In Chapter 1 of his book String Theory in a Nutshell, Kiritsis states the following.
The [Standard M]odel is unstable as we increase the energy (hierarchy problem of mass scales) and the theory loses predictivity as one starts moving far from current accelerator energies and closer to the Planck scale. Gauge bosons are protected from destabilizing corrections because of gauge invariance. The fermions are equally protected due to chiral symmetries. The real culprit is the Higgs boson.
Let $\phi$ be a quantum field and define $G(p,q):=\langle \widehat{\phi}(p)\widehat{\phi}(q)\rangle$ (this is of course a vacuum expectation value). Then, it turns out that, $G(p,q)=\delta (p+q)H(p^2)$. Under the assumption $H$ has a unique pole which is a non-negative real number (anybody have a proof of why this would be true in general?), define the mass of $\phi$ to be the square-root of this pole.
My understanding was that this mass is given to us by experiment; instead, in calculations, we use this condition to calculate the counter-terms, not the mass.
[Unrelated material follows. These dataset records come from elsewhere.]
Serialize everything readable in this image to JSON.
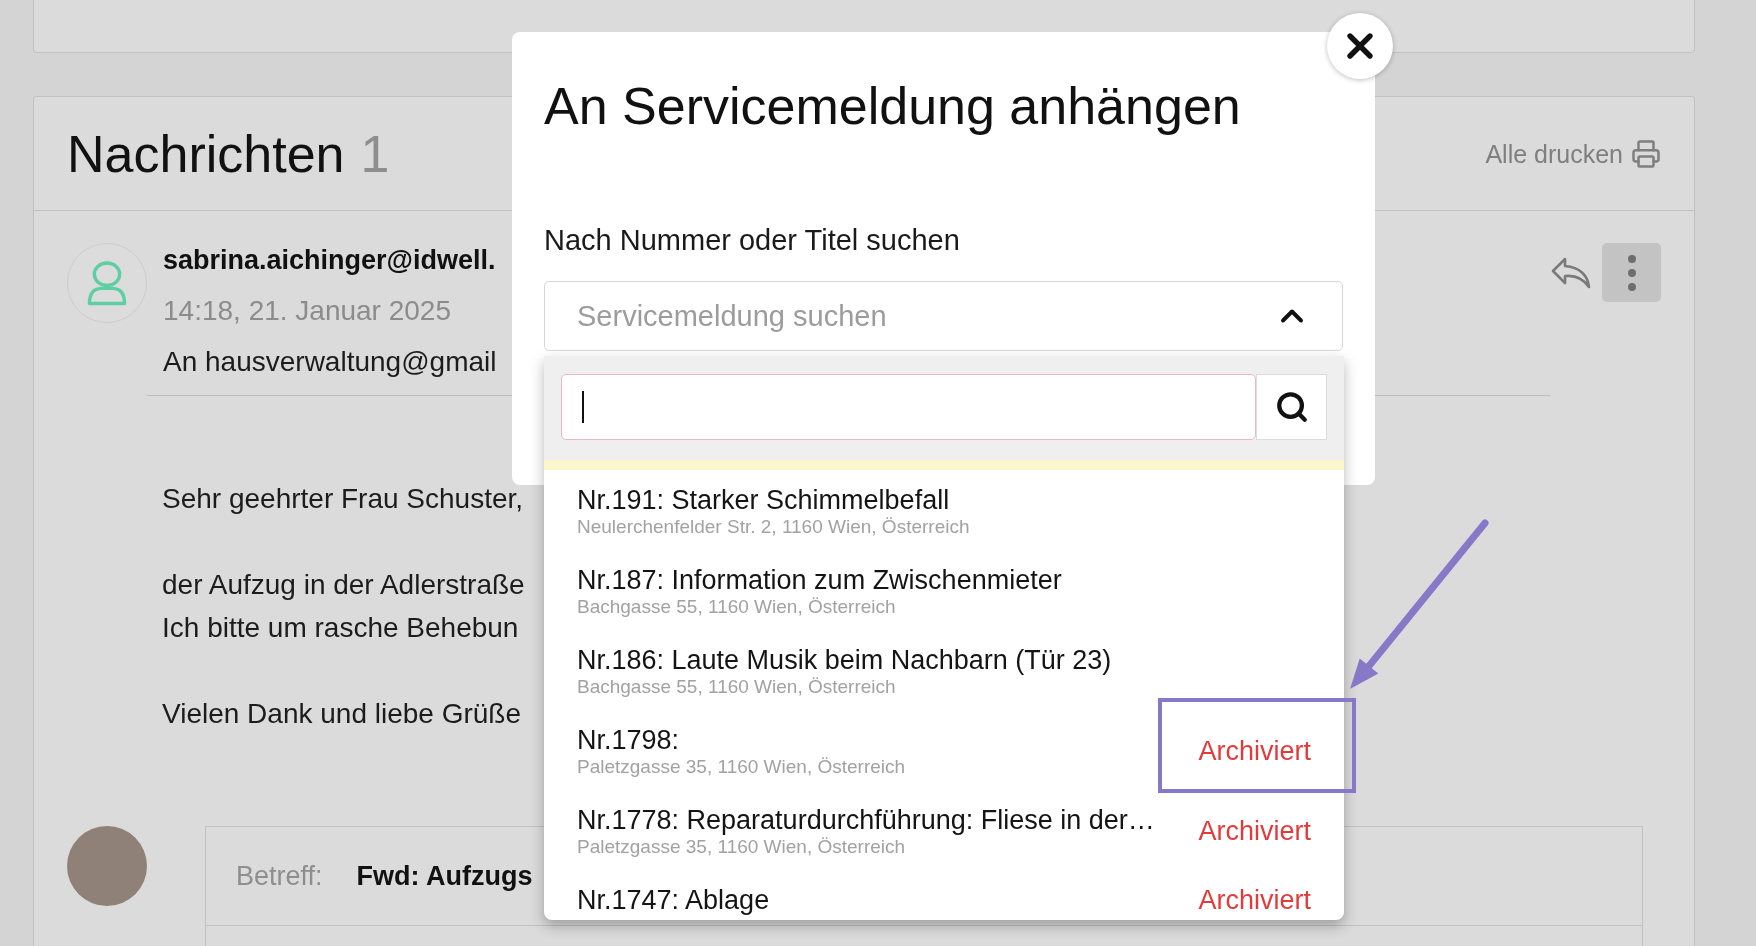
{
  "messages": {
    "title": "Nachrichten",
    "count": "1",
    "print_all": "Alle drucken"
  },
  "message": {
    "sender": "sabrina.aichinger@idwell.",
    "time": "14:18, 21. Januar 2025",
    "recipient": "An hausverwaltung@gmail",
    "body": [
      [
        "Sehr geehrter Frau Schuster,"
      ],
      [
        "der Aufzug in der Adlerstraße",
        "Ich bitte um rasche Behebun"
      ],
      [
        "Vielen Dank und liebe Grüße"
      ]
    ]
  },
  "forwarded": {
    "subject_label": "Betreff:",
    "subject": "Fwd: Aufzugs"
  },
  "dialog": {
    "title": "An Servicemeldung anhängen",
    "field_label": "Nach Nummer oder Titel suchen",
    "select": {
      "placeholder": "Servicemeldung suchen",
      "expanded": true
    },
    "search_field": {
      "focused": true
    },
    "results": [
      {
        "title": "Nr.191: Starker Schimmelbefall",
        "address": "Neulerchenfelder Str. 2, 1160 Wien, Österreich",
        "highlighted": false
      },
      {
        "title": "Nr.187: Information zum Zwischenmieter",
        "address": "Bachgasse 55, 1160 Wien, Österreich",
        "highlighted": false
      },
      {
        "title": "Nr.186: Laute Musik beim Nachbarn (Tür 23)",
        "address": "Bachgasse 55, 1160 Wien, Österreich",
        "highlighted": false
      },
      {
        "title": "Nr.1798:",
        "address": "Paletzgasse 35, 1160 Wien, Österreich",
        "status": "Archiviert",
        "highlighted": true
      },
      {
        "title": "Nr.1778: Reparaturdurchführung: Fliese in der…",
        "address": "Paletzgasse 35, 1160 Wien, Österreich",
        "status": "Archiviert",
        "highlighted": false
      },
      {
        "title": "Nr.1747: Ablage",
        "status": "Archiviert",
        "highlighted": false
      }
    ]
  }
}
Is my understanding of this in-correct?
For some reason I was interpreting his words to mean something along the lines of "In quantum field theory, you can calculate particle masses via perturbation theory, and sometimes certain symmetries tells us that anomalies cannot arise, but in the case of the Higgs boson, there is no such symmetry, and so for the result to come out correct, some crazy cancellation has to occur." (now that I think about it, my assumption regarding his meaning here must have been heavily influenced by what I have been told about the Hierarchy Problem from other sources). This of course, doesn't jive with my aforementioned understanding of masses in quantum field theory (i.e. that you don't calculate them).
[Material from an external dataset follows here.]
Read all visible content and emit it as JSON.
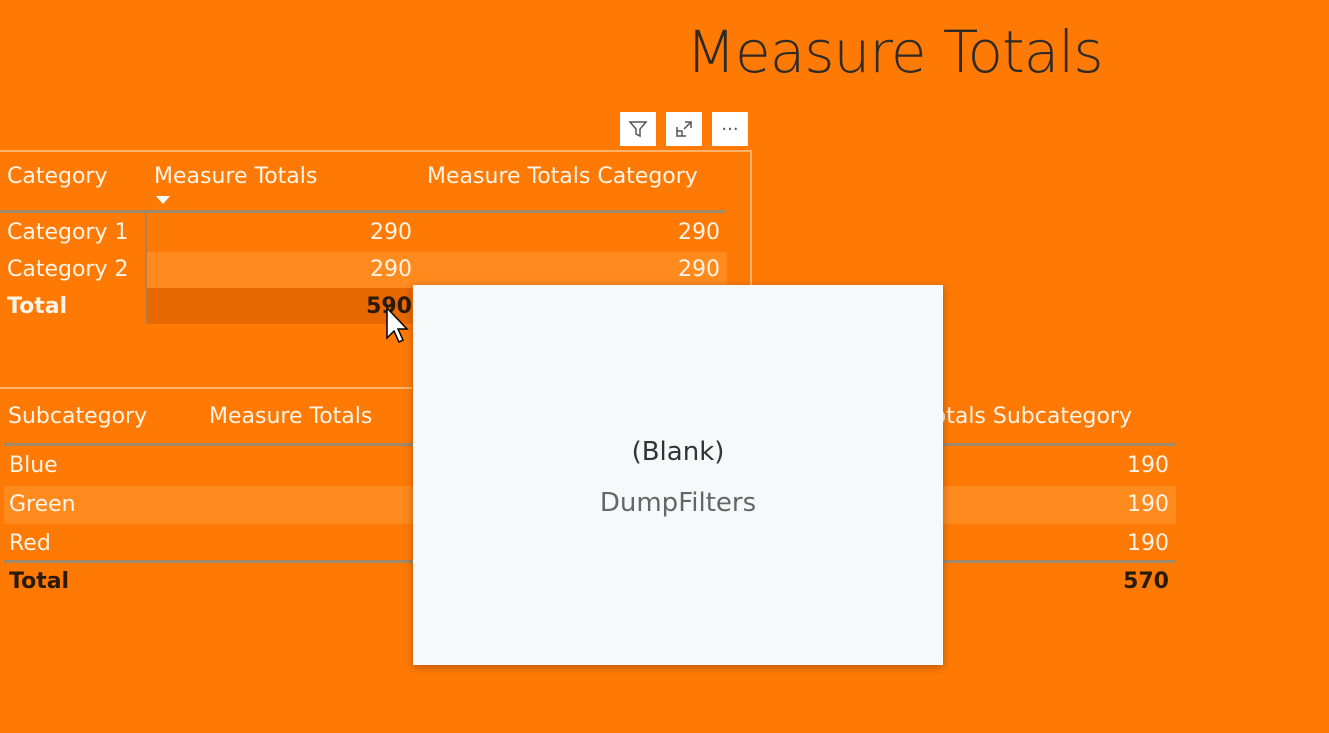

Can somebody explain to me the Hierarchy Problem given my understanding of mass in quantum field theory? What precisely are the theorems that "protect" gauge bosons and fermions? I've seen time and again people talk about some how finely-tuned cancellation needs to happen regarding the Higgs. Could somebody tell me very explicitly just what this cancellation is, and where and how it comes up? How does this imply the instability of the Standard Model?
Thanks much in advance.